Книга Экипаж. Команда - Андрей Константинов
Шрифт:
Интервал:
Закладка:
Отсюда, со стороны Заслонова, заварушка «грузчиков» с Дроном ей была не видна, однако, услышав звон разбитого стекла, она интуитивно поняла, что это именно с ее ребятами что-то случилось.

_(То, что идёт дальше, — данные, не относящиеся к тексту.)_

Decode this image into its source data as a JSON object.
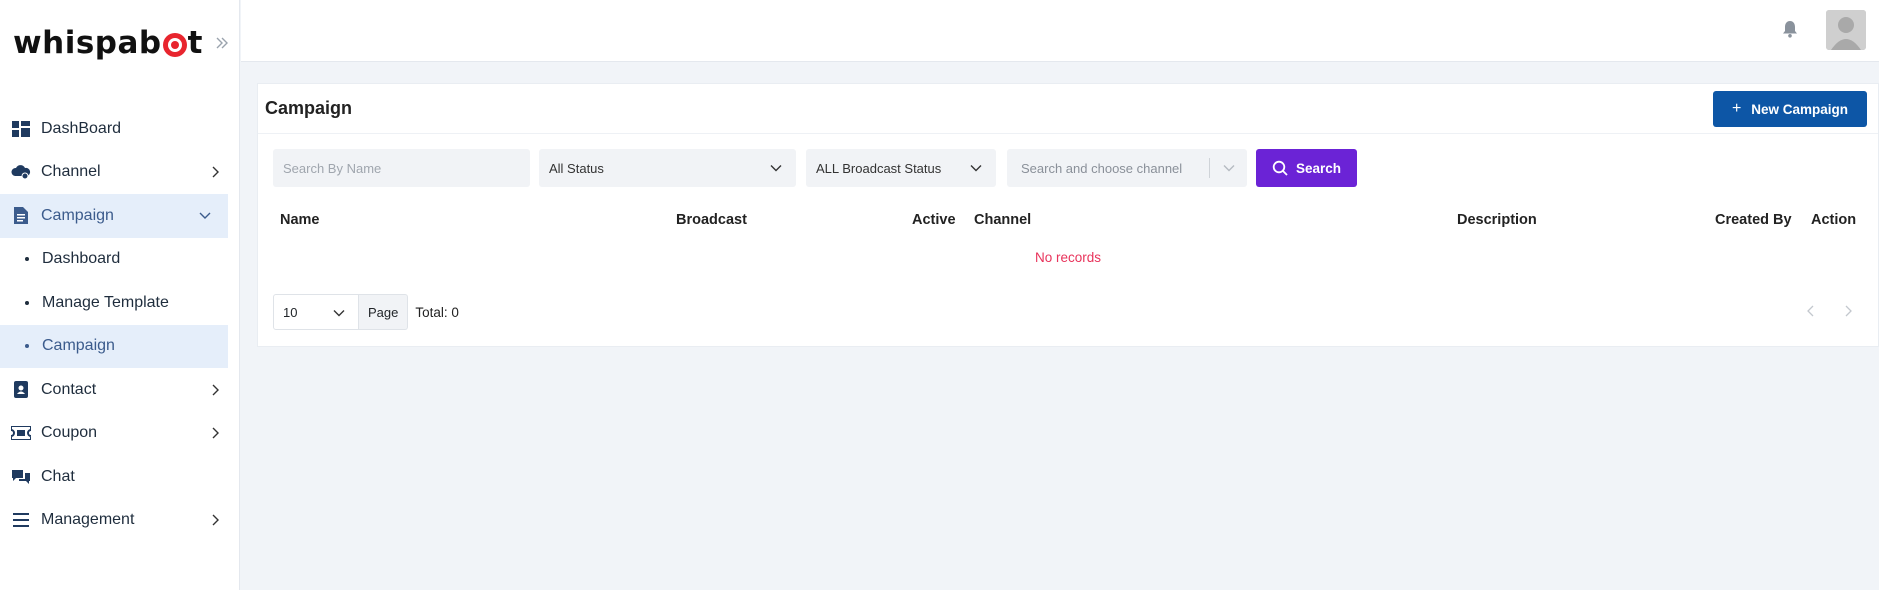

Полина выбежала на Лиговку и увидела, как Паша Козырев из последних сил пытается подняться и выбраться из-под груды осколков стекла и коробочек с видеокассетами, чтобы прийти на помошь Лямке, который намертво вцепился в ноги Дронова. А тот все никак не мог оторвать от себя обезумевшего Ивана и с остервенелой методичностью раз за разом наносил ему удары по голове. Ольховская в ужасе рванулась в кабак и, найдя Нестерова, бросилась к нему со словами:
– Там… там ребят бьют.
Как по команде из-за стола одновременно подорвались все четверо, однако Серпухов уже на бегу коротко бросил своим:
– Сидеть… Ждать…
Леха выскочил на улицу первым, за ним Нестеров и Полина, которой бригадир приказал немедленно бежать к машине и больше не выходить из нее ни при каких обстоятельствах. А между тем мизансцена у магазина изменилась кардинальным образом – добавились новые участники, прибывшие к месту событий на уазике с бортовой надписью «11 отдел милиции Фрунзенского РУВД». Теперь, помимо Козырева и Лямина, почувствовать себя не в самой уютной шкуре избиваемого довелось и Дрону. Заметив приближение милицейской сирены, он попытался активизировать процесс избавления от балласта в виде прилипшего к нему Лямина, однако Ваня вознамерился стоять (вернее, лежать) до конца. Прибывшие менты мгновенно просчитали обстановку и, поняв, что от измочаленных «грузчиков» какой-то опасности ждать не приходится, сосредоточились на нейтрализации Дронова. А он был тот еще кабан, к тому же зело страшный во гневе! Поэтому менты поступили благоразумно и предварительно опрыскали его «черемухой», при этом, понятное дело, перепало и Лямке. Ну а затем на моментально расплакавшегося и расчихавшегося Дрона обрушились карающие мечи революции, в данном случае представленные джедайскими ПР-70.[90]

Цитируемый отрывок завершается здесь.